Pocket picks, cosplaying and fun versus tireless hours of hard work with only winning on the mind. In this anime story come to life, I flipped a coin and am going with the team that cosplays.
Fnatic (Europe) vs. Edward Gaming (China)
Storyline to watch: Is Fnatic the strongest western team of all-time?
Listen, I'm a North American writer. I'm from Los Angeles. I cover the North American League Championship Series every weekend. And with all that said, I have to admit that we might be watching the emergence of the best western team to ever be produced. This Fnatic team has all the makings of becoming a worlds finalist, and although they'd be underdogs against the likes of KT or RNG in the finals in Incheon, there's a chance they could take home the world championship.

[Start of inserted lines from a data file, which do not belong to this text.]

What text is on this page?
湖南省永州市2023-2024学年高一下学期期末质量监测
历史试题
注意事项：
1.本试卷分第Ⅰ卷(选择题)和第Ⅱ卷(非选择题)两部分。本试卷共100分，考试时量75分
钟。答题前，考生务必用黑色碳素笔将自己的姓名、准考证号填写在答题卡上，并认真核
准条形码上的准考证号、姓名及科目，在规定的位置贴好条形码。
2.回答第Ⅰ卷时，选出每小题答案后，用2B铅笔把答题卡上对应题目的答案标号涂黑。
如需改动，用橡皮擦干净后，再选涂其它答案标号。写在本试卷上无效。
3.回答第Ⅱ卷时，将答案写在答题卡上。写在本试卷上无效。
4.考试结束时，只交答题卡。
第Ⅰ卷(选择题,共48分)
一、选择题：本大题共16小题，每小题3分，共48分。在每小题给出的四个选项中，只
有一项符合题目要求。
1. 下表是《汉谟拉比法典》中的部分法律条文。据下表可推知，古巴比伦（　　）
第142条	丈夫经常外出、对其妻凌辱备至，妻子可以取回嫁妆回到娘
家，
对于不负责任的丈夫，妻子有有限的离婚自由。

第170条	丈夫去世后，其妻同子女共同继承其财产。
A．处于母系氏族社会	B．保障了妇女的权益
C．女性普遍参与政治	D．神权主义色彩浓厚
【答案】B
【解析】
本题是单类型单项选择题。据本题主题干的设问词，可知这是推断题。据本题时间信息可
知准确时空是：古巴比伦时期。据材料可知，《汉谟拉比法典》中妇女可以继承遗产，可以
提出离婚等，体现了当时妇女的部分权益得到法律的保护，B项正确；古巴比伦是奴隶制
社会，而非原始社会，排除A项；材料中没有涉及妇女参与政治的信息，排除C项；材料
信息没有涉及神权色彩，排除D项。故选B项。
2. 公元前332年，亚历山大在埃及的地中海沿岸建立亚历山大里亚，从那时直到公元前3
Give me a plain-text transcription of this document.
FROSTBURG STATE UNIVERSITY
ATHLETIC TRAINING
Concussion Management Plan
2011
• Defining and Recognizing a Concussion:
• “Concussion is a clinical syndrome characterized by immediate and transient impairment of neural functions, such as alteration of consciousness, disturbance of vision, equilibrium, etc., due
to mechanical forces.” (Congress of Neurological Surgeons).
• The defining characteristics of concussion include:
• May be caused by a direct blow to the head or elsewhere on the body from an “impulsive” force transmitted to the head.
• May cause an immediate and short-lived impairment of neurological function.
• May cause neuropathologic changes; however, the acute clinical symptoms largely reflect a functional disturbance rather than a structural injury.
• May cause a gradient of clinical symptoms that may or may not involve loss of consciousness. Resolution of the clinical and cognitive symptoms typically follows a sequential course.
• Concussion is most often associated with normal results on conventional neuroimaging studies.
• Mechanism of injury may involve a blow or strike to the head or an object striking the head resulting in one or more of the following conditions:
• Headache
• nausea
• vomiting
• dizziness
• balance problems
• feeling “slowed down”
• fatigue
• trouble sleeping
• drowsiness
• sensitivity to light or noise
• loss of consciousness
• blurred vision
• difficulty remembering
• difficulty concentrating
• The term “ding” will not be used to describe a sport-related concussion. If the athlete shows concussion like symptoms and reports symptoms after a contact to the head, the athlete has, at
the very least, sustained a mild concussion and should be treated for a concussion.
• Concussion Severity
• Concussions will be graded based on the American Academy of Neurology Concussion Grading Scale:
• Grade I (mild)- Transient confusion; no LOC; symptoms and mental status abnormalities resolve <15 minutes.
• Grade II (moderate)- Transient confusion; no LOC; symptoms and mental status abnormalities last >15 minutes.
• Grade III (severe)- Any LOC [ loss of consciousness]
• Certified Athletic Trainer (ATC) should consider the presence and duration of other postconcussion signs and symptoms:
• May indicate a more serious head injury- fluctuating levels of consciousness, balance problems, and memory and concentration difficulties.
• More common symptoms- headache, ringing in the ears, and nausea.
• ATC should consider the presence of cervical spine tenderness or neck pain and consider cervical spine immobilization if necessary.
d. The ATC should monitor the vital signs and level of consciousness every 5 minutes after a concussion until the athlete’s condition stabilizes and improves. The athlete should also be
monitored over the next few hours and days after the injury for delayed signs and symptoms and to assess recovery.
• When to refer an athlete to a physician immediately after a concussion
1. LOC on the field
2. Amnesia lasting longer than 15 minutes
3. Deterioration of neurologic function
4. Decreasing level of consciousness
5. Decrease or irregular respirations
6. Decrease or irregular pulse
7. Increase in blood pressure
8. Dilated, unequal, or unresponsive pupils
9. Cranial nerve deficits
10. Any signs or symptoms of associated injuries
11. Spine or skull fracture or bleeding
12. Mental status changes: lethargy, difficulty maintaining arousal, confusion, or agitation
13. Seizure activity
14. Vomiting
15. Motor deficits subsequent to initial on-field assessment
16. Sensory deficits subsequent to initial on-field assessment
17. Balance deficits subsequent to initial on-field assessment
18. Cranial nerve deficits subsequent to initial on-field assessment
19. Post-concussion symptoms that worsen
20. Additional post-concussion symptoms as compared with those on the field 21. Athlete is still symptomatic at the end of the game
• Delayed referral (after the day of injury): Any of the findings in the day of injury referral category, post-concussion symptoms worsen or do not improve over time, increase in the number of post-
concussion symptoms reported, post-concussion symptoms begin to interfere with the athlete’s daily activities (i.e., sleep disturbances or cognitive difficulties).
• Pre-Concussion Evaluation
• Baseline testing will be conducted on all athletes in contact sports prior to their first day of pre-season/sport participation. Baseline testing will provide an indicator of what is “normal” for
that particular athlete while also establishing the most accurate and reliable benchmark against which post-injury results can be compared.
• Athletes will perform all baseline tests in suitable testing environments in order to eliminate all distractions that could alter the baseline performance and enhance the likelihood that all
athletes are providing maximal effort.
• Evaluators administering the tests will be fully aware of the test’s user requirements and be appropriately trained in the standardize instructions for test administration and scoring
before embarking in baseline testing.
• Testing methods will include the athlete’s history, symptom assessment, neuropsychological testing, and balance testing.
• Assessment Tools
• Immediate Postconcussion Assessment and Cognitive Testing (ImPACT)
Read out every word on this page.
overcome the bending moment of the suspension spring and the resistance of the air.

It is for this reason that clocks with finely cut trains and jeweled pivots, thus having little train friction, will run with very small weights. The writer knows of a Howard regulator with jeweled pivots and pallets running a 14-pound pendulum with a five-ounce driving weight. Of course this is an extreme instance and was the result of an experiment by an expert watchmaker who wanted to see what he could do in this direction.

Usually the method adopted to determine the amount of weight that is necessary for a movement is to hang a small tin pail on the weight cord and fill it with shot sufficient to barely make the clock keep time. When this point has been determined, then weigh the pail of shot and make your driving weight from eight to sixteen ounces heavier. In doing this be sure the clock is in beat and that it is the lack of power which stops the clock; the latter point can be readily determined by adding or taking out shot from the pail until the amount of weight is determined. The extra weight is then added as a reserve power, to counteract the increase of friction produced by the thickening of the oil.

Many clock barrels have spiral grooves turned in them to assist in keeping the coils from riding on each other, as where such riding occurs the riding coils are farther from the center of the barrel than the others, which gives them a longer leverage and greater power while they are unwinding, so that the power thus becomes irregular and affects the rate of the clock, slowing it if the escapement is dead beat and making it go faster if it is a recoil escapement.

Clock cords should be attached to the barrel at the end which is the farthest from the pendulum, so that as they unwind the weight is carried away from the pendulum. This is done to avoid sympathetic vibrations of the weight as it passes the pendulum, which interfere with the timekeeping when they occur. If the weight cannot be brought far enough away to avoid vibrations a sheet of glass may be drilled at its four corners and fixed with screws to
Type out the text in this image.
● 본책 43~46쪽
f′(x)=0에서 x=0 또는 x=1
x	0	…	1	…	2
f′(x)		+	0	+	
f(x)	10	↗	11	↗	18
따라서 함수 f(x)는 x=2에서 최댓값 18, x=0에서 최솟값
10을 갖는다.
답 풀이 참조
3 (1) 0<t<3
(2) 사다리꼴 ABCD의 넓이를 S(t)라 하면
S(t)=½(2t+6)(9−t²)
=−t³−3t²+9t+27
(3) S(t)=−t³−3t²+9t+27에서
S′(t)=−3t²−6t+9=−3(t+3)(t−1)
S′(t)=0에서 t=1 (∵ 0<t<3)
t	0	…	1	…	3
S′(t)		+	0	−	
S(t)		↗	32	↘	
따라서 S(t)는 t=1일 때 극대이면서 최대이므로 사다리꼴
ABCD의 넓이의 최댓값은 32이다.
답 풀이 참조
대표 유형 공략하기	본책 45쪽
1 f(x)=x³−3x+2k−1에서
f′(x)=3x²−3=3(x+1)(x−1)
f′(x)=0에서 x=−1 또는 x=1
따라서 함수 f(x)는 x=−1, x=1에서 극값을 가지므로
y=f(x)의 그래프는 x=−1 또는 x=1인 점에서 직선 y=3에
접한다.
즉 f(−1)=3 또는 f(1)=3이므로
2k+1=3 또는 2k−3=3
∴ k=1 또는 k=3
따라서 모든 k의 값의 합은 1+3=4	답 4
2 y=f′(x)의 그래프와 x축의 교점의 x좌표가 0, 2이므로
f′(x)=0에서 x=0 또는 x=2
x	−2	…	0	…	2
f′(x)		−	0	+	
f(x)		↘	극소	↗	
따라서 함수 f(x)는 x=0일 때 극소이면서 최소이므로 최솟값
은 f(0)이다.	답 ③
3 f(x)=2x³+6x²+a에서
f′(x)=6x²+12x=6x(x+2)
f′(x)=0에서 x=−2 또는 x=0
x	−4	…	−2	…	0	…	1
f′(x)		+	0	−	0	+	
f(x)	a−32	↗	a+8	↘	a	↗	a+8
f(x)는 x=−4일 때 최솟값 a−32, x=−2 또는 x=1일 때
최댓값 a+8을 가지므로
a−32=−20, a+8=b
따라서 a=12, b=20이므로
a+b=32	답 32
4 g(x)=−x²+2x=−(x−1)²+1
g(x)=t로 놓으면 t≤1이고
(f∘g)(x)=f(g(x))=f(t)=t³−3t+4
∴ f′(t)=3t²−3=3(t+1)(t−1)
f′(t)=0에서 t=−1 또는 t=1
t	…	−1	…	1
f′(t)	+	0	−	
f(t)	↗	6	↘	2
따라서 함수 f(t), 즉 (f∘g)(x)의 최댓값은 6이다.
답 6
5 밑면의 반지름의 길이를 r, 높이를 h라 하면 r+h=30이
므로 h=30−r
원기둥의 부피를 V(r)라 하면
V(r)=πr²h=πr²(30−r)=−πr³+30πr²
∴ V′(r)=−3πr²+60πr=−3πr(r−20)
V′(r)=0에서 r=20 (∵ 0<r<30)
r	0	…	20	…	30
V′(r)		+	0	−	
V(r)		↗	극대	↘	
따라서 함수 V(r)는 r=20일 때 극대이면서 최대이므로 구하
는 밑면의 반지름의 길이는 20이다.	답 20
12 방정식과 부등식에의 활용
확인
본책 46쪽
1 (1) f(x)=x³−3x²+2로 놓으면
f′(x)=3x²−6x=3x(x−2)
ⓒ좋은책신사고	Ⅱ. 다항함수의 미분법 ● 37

Invictus Gaming might not be the smartest team at worlds, but when Fnatic threw down the gauntlet and challenged iG to an all-out mechanical brawl, it wasn't the Chinese team that won out in the end. It was Fnatic. Fnatic has some of the most gifted players at worlds, and they have the right mixture of confidence and brashness to not be afraid against the best teams of the tournament. Fnatic isn't too young or too old. They have veterans but also standout up-and-coming players who push those veterans to play at their best. Unlike Team SoloMid who routinely enters worlds with the air of invincibility around them after rolling over world-class teams in scrimmages, Fnatic actually translated those strong online results offline on-stage.
For Edward Gaming, though, the third-place Chinese team who enters the quarterfinals with a loss to Team Liquid, the lowered expectations might be the best thing to ever happen to them. Fnatic will be the main story for this quarterfinal and the golden draw it got to a possible final, avoiding RNG and KT. EDG has become famous for being the hope of China before choking at worlds, which has led a large part of the other Chinese fan bases to give up on EDG entirely when it comes to doing anything at international events.
This year, iG and RNG are the Chinese teams expected to go far at worlds, while EDG is just along for the ride, making it through the Regional gauntlet, worlds play-ins and group stages without bringing too much attention to itself outside of its single upset win over KT Rolster. Maybe, after all this time, all EDG needed was to lurk in the shadows to become the team China always wanted them to be.
Prediction: Fnatic 3-0 Edward Gaming
Fnatic's 2015 team -- what many people believe was the greatest western team of all-time -- began their knockout stage with a sweeping victory over EDG in the quarterfinals. That Fnatic team would then go on to lay a goose egg in a semifinal against South Korea's ROX Tigers, where the consensus through scrimmages and hearsay was that they should have at least made it to the final against SK Telecom T1. This year, if Fnatic of today wants to one-up its previous iteration, it'll need to make the final, and that all starts in Busan. EDG is good and they got that knockout win over KT, but this Fnatic team is a different beast, and we might be witnessing the start of something special with this all-European squad.